A deep chuckle sounded by my feet, and it was then I realized firm hands were massaging my aching muscles. “We’re in Tim’s car, Jamie. He came with us when we discovered you’d disappeared. We tried to call your phone before we remembered you left it in our dorm.”

“Mmhmm,” was all I could manage.

“You scared the shit out of us, you know,” Mal scolded.

“S-s-sorry.”

“Hey, sweetie, it’s okay. We were just worried about you and what had happened,” Ava cooed as she ran her fingers through the tangled strands of my hair, her gentle touch comforting.

“We’re here, guys,” a voice said that I didn’t recognize. It must have been Tom? Tammy? Tim? “Do you need me to help carry him upstairs?”

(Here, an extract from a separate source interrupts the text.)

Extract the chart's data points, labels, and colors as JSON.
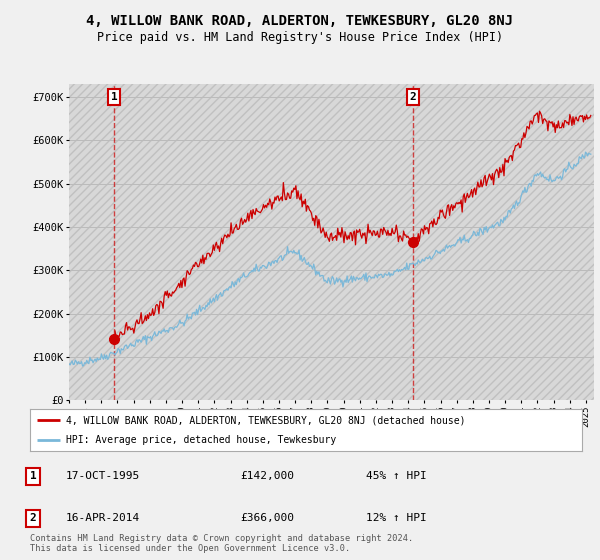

“What, you don’t think I’m strong enough?” Mal snorted.

“You’re hardly a chopstick. There ain’t no muscles on your scrawny-ass bones.” Tim snickered.

“Hey! I resent that.”

“Boys!” Ava snapped. “Let’s get Jamie inside and cleaned up, yeah? The RA would have left by now. So if you could carry him up, Tim, that would be great. Mal will get the doors.”

“Of course, I will.”

I don’t know how they managed to get me out of the car when my muscles were locked up tight without bashing my head, but they did. The next thing I knew, I’d been laid on my bed, the soft glow of the lamp light giving our dorm a warm glow and offering an ounce of much-needed comfort.